For this specific problem, we're looking at dimes and quarters, which are U.S. coins. Dimes are worth 10 cents (\\(0.10) and quarters are worth 25 cents (\\)0.25). The problem states that Jill has a total of $9.20 in dimes and quarters, and there are 68 coins altogether.

To solve coin problems like these, we use systems of equations to mathematically model the relationships and constraints given in the problem. This helps us solve for the unknowns, typically the number of each type of coin.

A system of equations consists of two or more equations with the same set of unknowns. In coin problems, systems of equations are essential for organizing information and finding solutions.

For Jill's coin problem, we create a system of equations based on the information provided:

• Equation 1 represents the total number of coins: \( d + q = 68 \) where \( d \) is the number of dimes and \( q \) is the number of quarters.
• Equation 2 represents the total value of the coins: \( 0.10d + 0.25q = 9.20 \) reflecting the monetary contribution of each kind of coin.

By solving this system, we determine how many of each type of coin Jill has.

Systems of equations can be solved using various methods, but we'll focus on the method of variable elimination next.

The method of variable elimination, also known as the substitution or elimination method, is a powerful technique to solve systems of linear equations. The goal is to eliminate one of the variables by combining the equations, thus making it easier to solve for the other variable.

For Jill's coin problem:

• First, simplify Equation 2 by converting currency from dollars to cents to remove decimals, making it more manageable: \( 10d + 25q = 920 \).
• Second, solve Equation 1 for one variable, say \( d = 68 - q \).
• Third, substitute \( d \) in the transformed Equation 2: \( 10(68 - q) + 25q = 920 \).

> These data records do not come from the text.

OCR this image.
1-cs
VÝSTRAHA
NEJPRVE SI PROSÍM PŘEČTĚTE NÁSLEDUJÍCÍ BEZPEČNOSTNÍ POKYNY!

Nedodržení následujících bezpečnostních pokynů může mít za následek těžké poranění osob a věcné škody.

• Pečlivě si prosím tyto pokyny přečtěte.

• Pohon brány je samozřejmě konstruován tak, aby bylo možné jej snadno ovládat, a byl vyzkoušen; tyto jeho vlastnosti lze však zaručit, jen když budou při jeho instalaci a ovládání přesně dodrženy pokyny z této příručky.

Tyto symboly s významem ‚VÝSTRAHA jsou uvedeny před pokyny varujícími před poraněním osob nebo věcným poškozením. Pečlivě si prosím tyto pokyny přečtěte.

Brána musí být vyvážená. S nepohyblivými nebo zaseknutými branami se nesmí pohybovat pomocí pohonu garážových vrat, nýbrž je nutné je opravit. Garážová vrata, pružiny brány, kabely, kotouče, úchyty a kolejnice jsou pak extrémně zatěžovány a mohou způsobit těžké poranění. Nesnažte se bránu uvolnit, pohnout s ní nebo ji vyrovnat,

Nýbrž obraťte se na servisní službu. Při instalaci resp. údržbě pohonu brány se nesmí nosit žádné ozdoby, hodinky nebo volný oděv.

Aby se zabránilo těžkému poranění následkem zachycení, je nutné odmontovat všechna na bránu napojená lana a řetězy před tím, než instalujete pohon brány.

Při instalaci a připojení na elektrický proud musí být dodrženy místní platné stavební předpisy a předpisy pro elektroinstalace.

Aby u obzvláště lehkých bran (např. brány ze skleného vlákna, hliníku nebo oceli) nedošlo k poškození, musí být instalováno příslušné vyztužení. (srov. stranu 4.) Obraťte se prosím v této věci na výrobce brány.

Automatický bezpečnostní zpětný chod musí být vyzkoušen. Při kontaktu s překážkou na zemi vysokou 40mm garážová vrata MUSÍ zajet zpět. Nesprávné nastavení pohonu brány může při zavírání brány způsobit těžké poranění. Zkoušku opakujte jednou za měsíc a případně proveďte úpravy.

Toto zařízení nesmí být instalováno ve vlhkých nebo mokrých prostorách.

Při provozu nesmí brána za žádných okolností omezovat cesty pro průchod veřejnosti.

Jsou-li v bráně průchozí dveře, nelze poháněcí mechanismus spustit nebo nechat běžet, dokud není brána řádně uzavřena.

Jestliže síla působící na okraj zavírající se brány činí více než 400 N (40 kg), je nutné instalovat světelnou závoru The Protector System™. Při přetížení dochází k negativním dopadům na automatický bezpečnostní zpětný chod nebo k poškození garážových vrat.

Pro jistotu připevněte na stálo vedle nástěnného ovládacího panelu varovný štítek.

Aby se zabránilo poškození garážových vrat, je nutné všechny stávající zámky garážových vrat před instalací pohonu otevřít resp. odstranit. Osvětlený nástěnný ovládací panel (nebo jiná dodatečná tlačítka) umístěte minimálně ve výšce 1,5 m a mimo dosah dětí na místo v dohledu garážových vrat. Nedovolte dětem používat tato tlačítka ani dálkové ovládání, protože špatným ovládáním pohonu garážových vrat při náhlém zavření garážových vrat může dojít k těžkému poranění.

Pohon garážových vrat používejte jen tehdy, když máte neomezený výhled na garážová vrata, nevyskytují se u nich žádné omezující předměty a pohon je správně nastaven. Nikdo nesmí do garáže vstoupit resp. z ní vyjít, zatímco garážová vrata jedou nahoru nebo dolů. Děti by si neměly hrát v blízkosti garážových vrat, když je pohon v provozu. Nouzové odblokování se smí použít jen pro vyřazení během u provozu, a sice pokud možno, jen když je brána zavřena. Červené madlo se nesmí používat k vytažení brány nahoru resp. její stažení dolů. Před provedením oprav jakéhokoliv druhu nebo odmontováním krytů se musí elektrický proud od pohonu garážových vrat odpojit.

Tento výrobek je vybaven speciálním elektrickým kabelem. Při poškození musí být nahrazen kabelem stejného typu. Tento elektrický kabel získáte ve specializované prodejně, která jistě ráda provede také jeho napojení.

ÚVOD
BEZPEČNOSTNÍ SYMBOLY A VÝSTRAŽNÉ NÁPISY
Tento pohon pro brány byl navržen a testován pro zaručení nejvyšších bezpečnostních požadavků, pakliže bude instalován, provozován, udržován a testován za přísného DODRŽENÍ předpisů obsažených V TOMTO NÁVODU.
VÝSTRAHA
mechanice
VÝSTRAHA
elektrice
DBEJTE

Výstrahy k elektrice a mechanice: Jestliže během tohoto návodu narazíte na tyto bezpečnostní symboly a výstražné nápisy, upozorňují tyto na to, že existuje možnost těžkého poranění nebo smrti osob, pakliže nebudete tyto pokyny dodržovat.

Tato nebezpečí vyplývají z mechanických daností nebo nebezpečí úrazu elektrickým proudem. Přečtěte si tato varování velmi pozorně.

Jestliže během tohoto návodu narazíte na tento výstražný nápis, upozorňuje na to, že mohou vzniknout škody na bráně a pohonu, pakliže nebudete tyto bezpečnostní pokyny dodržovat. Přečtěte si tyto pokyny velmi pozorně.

This substitution leads to an equation in terms of a single variable (\( q \)). Solving this equation gives us the value of \( q \), which we can use to find \( d \) by substitution.

This method efficiently simplifies the problem, making it easier to solve.

Once we've utilized variable elimination, we continue to find the algebraic solution by solving the simplified equations. Here's how it works for Jill's problem:

• Begin by solving the equation after substitution: let's simplify and solve \( 680 - 10q + 25q = 920 \).
• Combine like terms to get \( 15q = 240 \).
• Divide by 15 to find \( q = 16 \).

Now, substitute back to determine \( d \). Since \( d = 68 - q \), substitute \( q = 16 \) to find \( d = 52 \).

The algebraic approach ensures that all relationships and constraints are respected and gives us an accurate count of each coin. Jill's 52 dimes and 16 quarters match the problem's conditions, confirming our solution is correct.